In [None]:
import pandas as pd
import requests
import rdflib
from rdflib import URIRef
from rdflib.namespace import RDF
import xml.etree.ElementTree as ET
import networkx as nx
import regex as re
import fuzzywuzzy
from fuzzywuzzy import fuzz
from fuzzywuzzy import process
import ast

In [None]:
df = pd.read_csv('data/person_review_name.csv', sep='\s*,\s*', engine='python')

In [None]:
# Entrée : URL / Sortie : return(XML)
def rdf_to_xml(url):
    try:
        g = rdflib.Graph().parse(url)
        serial = g.serialize(format='pretty-xml')
        root = ET.fromstring(serial)
        return(root)
    except:
        print('Fin du dataframe ?')

# Entrée : liste d'URL / Sortie : liste de noms, d'URL en cas d'erreur
def url_to_name(cites_urls):
    cites_names = []
    id_publishs = []
    for cite in cites_urls:
        url = cite
        root = rdf_to_xml(url)
        try:
            id_publish = (re.findall('(?<=persee.fr\/doc\/)[a-z]+(?=_[0-9]+)', url))[0]
            id_publishs.append(id_publish)

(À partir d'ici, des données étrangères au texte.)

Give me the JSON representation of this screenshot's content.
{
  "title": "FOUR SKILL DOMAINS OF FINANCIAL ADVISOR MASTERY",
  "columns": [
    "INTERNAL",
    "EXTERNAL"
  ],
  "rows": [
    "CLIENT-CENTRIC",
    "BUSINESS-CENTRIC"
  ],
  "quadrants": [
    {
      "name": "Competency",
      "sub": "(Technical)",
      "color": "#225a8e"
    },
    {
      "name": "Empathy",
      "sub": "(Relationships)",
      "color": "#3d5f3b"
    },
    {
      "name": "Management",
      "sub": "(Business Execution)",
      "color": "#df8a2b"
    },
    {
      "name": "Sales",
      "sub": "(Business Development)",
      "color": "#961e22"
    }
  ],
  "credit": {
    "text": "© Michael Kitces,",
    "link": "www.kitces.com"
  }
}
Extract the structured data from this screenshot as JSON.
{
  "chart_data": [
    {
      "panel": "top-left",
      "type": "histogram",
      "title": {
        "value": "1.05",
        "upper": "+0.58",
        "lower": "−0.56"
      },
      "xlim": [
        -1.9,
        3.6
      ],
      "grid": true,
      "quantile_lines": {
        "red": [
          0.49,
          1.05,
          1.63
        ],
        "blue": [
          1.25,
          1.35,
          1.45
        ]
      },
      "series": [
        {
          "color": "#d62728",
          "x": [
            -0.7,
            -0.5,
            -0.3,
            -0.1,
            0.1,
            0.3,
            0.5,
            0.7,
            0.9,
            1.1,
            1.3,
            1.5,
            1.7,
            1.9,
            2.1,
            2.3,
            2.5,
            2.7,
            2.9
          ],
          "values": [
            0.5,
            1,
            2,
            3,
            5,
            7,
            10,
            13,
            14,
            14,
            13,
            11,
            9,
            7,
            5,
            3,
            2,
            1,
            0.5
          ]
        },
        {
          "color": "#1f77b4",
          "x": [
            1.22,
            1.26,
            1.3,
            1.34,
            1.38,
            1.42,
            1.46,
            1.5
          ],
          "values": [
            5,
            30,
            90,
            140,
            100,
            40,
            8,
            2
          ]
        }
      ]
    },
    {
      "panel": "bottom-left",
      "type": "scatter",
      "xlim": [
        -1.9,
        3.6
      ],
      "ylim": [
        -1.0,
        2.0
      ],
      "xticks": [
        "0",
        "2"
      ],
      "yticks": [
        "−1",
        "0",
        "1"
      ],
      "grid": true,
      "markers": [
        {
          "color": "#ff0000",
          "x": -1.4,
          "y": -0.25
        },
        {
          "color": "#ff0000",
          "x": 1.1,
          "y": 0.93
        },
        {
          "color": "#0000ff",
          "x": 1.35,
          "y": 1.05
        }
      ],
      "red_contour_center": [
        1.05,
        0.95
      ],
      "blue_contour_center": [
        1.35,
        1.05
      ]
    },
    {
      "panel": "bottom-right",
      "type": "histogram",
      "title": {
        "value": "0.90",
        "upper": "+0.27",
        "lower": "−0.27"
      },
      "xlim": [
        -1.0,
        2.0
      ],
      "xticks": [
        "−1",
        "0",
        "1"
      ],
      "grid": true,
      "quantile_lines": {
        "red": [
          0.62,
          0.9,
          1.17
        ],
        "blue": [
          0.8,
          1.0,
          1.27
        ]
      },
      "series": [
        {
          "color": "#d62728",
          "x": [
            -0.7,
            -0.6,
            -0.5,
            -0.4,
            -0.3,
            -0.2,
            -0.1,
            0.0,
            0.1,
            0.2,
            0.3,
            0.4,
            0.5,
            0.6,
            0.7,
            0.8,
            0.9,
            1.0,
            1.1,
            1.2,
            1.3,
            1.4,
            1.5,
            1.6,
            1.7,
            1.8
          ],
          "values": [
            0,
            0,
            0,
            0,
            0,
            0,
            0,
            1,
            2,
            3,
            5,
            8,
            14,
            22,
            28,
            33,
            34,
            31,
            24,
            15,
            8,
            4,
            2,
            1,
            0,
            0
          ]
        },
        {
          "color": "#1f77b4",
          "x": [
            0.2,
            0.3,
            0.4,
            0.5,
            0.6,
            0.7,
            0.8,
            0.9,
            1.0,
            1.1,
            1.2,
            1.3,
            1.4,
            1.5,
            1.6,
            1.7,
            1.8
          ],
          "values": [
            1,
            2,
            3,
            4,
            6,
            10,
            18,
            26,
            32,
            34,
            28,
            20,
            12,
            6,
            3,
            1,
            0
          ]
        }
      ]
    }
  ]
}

            bib_cit = root.find('.//{http://purl.org/dc/terms/}bibliographicCitation').text
            name = (re.findall('^[^.]+', bib_cit))[0]
            cites_names.append(name)
        except:
            cites_names.append(url)
            id_publishs.append(id_publish)
    return(cites_names, id_publishs)

In [None]:
# net_meta = nx.Graph()
net_meta = nx.DiGraph()

nb_a_traiter = len(df.index)

for i in range(nb_a_traiter):
# for i in range(100):
    url_df = df.loc[i]['Review_18']
    root = rdf_to_xml(url_df)

    bib_cit = root.find('.//{http://purl.org/dc/terms/}bibliographicCitation').text
    
    name_df = df.loc[i]['name_86']
    name_rdf_bib = (re.findall('^[^.]+', bib_cit))[0]

    # if fuzz.token_sort_ratio(name_df, name_rdf_bib) >= 90:
    #     print(f'{name_df} = {name_rdf_bib}')

    cites_url = []
    isCitedBy_url = []

    for elem in root.iter('{http://purl.org/spar/cito/}cites'):
        cite_url = list(elem.attrib.values())[0]
        if cite_url not in cites_url:
            if cite_url != url_df:
                cites_url.append(cite_url)
    if cites_url:
        cites_names = (url_to_name(cites_url))[0]
        id_publishs = (url_to_name(cites_url))[1]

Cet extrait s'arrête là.